Le rocher

Je regardais le rocher au beau milieu de la clairière.

– Je ne veux pas dormir ici.

Sarah leva les yeux par-dessus son paquetage, surprise.

Tu veux encore avancer ? La nuit ne va pas tarder à tomber. Il faut qu’on installe le bivouac.

Je déglutis.

– Pas ici. Pas à côté de ce rocher.
– Pourquoi ?!

Elle allait me prendre pour un fou… tant pis, impossible de garder mes raisons pour moi à présent.

Quelque part au milieu de la Cornouaille, pas très loin de là où j’ai grandi, il y avait un menhir en tout point semblable à ce rocher. La légende dit que si on dort toute la nuit à son pied, le peuple fée viendra vous chercher et vous emmènera pour toujours dans son royaume souterrain.

Elle haussa les épaules.

On a passé l’âge de croire aux contes de fées, non ?
– Eh bien… quand j’étais enfant, dans un sursaut de bravoure, j’ai pris mon sac de couchage, je me suis allongé dans l’ombre du menhir, mon chat sur les genoux, et j’ai attendu que tombe la nuit.

Sarah sourit.

Et les korrigans sont venus te chercher ?
– Pas tout à fait. Ma mère est venue me chercher et m’a ramené à la maison.
– Alors où est le problème ?

Je baissais la tête.

Mon chat, Boubou. Il était resté en arrière, et il a disparu ce soir-là. On ne l’a jamais revu.

Sarah soupira.

Il a peut-être simplement été récupéré par un de vos voisins ?
– Impossible, tout le monde aux alentours le connaissait, et il était parfaitement reconnaissable avec son oreille coupée.
– Ecoute, Julien, on marche depuis le lever du soleil, et je suis épuisée. Si tu veux, on s’éloigne de quelques pas de ce caillou, mais je ne fais pas une heure de marche de plus dans la pénombre parce que ton chat a disparu quand tu avais huit ans.

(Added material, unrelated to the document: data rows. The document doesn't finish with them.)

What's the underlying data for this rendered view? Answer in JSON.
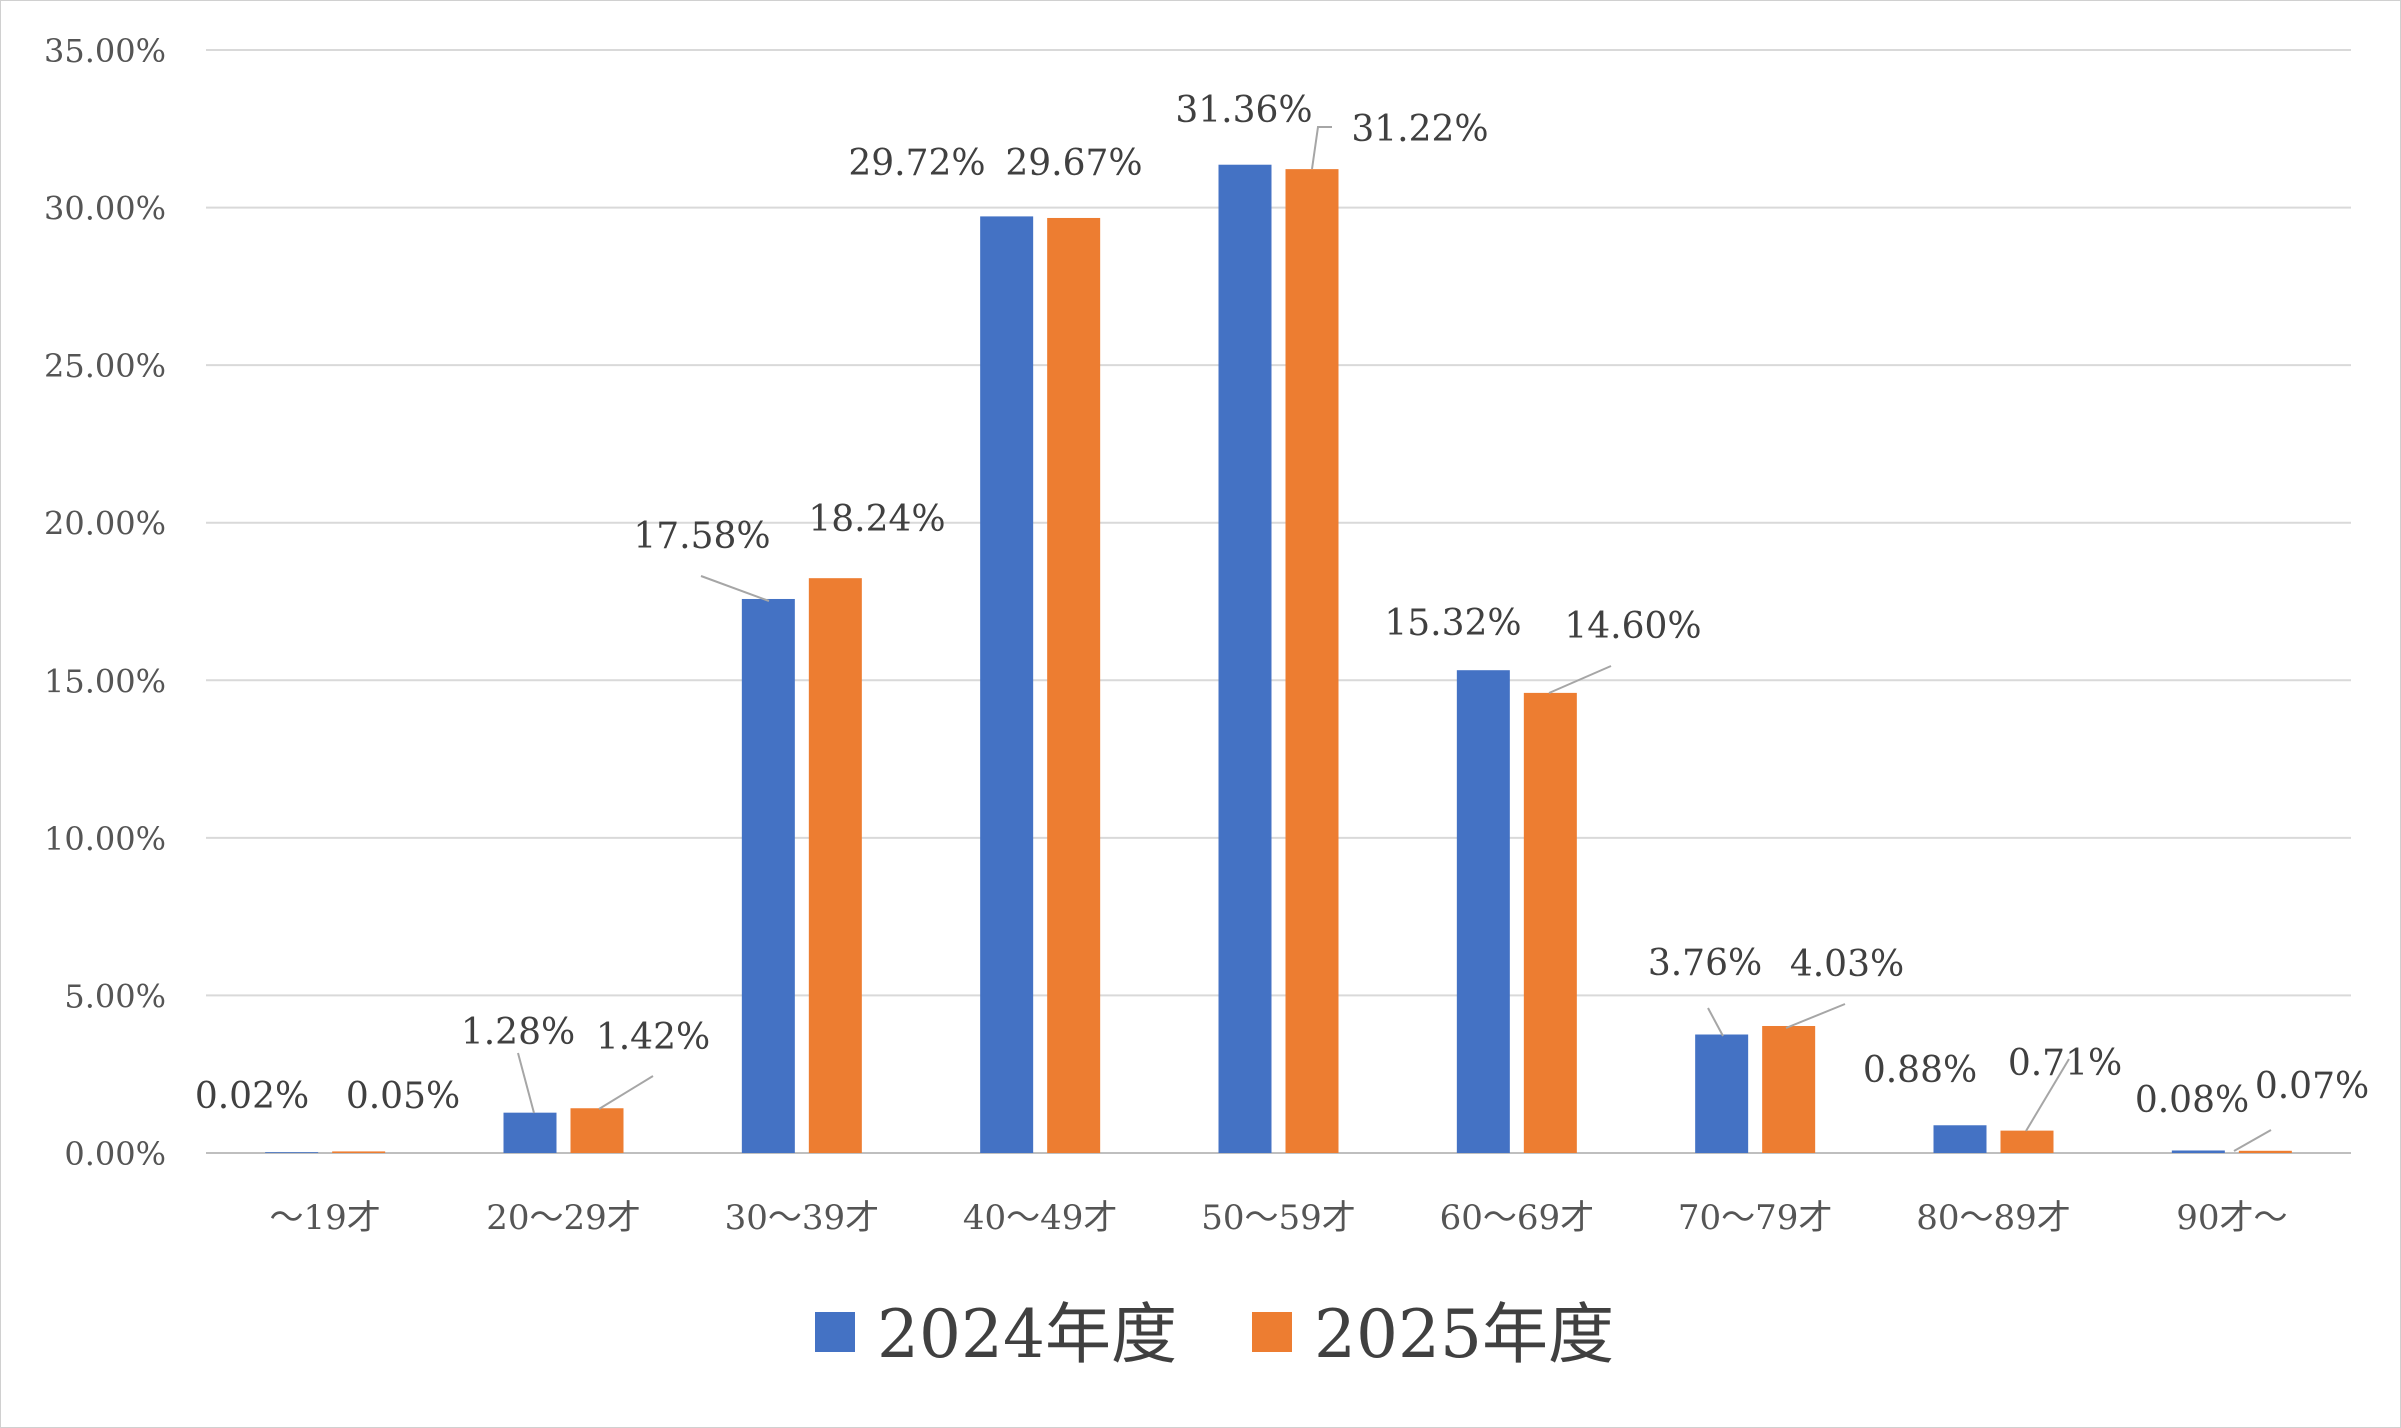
{
  "chart_data": {
    "type": "bar",
    "categories": [
      "～19才",
      "20～29才",
      "30～39才",
      "40～49才",
      "50～59才",
      "60～69才",
      "70～79才",
      "80～89才",
      "90才～"
    ],
    "series": [
      {
        "name": "2024年度",
        "color": "#4472C4",
        "values": [
          0.02,
          1.28,
          17.58,
          29.72,
          31.36,
          15.32,
          3.76,
          0.88,
          0.08
        ],
        "labels": [
          "0.02%",
          "1.28%",
          "17.58%",
          "29.72%",
          "31.36%",
          "15.32%",
          "3.76%",
          "0.88%",
          "0.08%"
        ]
      },
      {
        "name": "2025年度",
        "color": "#ED7D31",
        "values": [
          0.05,
          1.42,
          18.24,
          29.67,
          31.22,
          14.6,
          4.03,
          0.71,
          0.07
        ],
        "labels": [
          "0.05%",
          "1.42%",
          "18.24%",
          "29.67%",
          "31.22%",
          "14.60%",
          "4.03%",
          "0.71%",
          "0.07%"
        ]
      }
    ],
    "y_ticks": [
      "0.00%",
      "5.00%",
      "10.00%",
      "15.00%",
      "20.00%",
      "25.00%",
      "30.00%",
      "35.00%"
    ],
    "ylim": [
      0,
      35
    ],
    "grid": true,
    "legend_position": "bottom",
    "title": "",
    "xlabel": "",
    "ylabel": ""
  }
}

Je n’essayais même pas de la convaincre. Sarah avait une volonté de fer, et je savais par expérience que je ne pourrais la faire fléchir.

On monta la tente, et on s’allongea dans les bras l’un de l’autre tandis que le soleil sombrait à l’horizon. Je faisais de mon mieux pour masquer ma panique, mais je sursautais au moindre bruit. Pas Sarah, bien sûr. Elle s’était de suite endormie, harassée par notre longue marche dans ces contrées sauvages.

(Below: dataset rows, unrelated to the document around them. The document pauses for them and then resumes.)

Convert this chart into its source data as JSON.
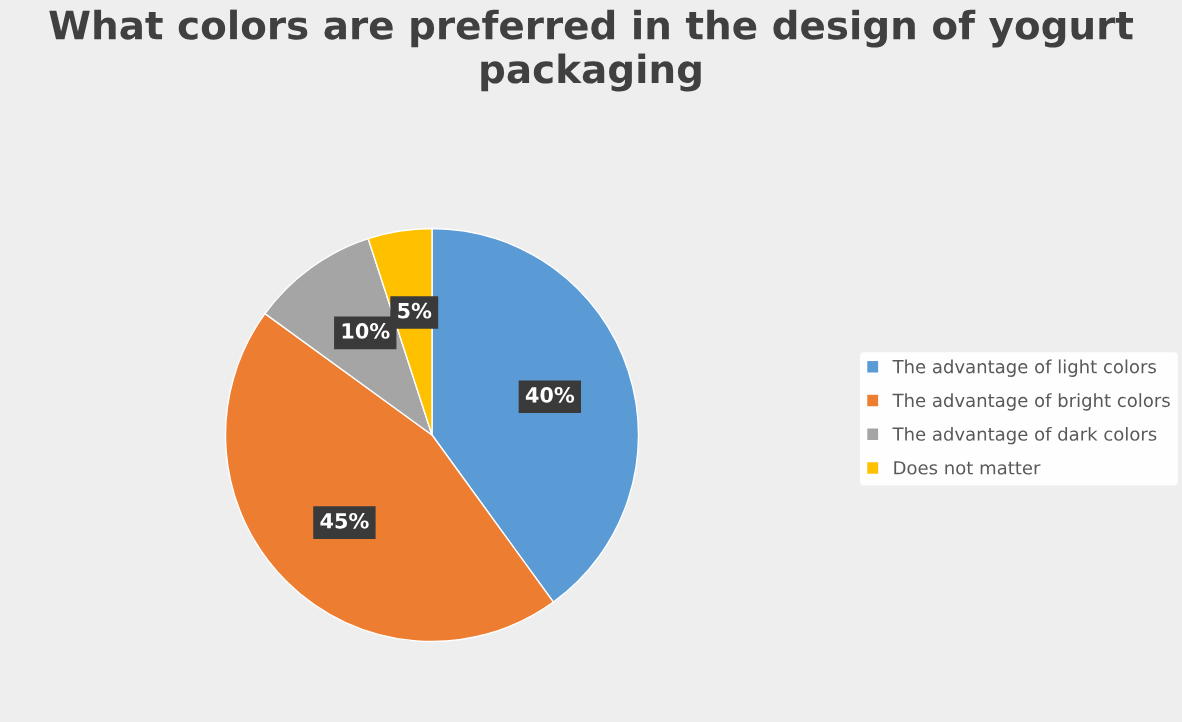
{
  "chart_data": {
    "type": "pie",
    "title": "What colors are preferred in the design of yogurt packaging",
    "categories": [
      "The advantage of light colors",
      "The advantage of bright colors",
      "The advantage of dark colors",
      "Does not matter"
    ],
    "values": [
      40,
      45,
      10,
      5
    ],
    "colors": [
      "#5b9bd5",
      "#ed7d31",
      "#a5a5a5",
      "#ffc000"
    ],
    "value_labels": [
      "40%",
      "45%",
      "10%",
      "5%"
    ],
    "legend": "right"
  }
}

Avait-elle raison ? Boubou avait-il simplement décidé d’aller voir ailleurs si l’herbe était plus verte ? Ou avait-il eu un accident tout déjà fait naturel ? Peut-être. Mais la ressemblance entre le menhir et ce rocher était… frappante.

Derrière le rocher, une brindille craqua. Mon cœur rata un battement, puis s’agita furieusement dans ma poitrine. Je me décalais et ouvris le rabat de la tente pour voir ce qui se passait. Une bête, gênée par ma présence, bondit hors de la clairière et s’enfuit vers le couvert des bois. Comme la bête passait devant le faisceau de ma lampe-torche, je la vis distinctement.

C’était un chat sauvage à l’oreille coupée.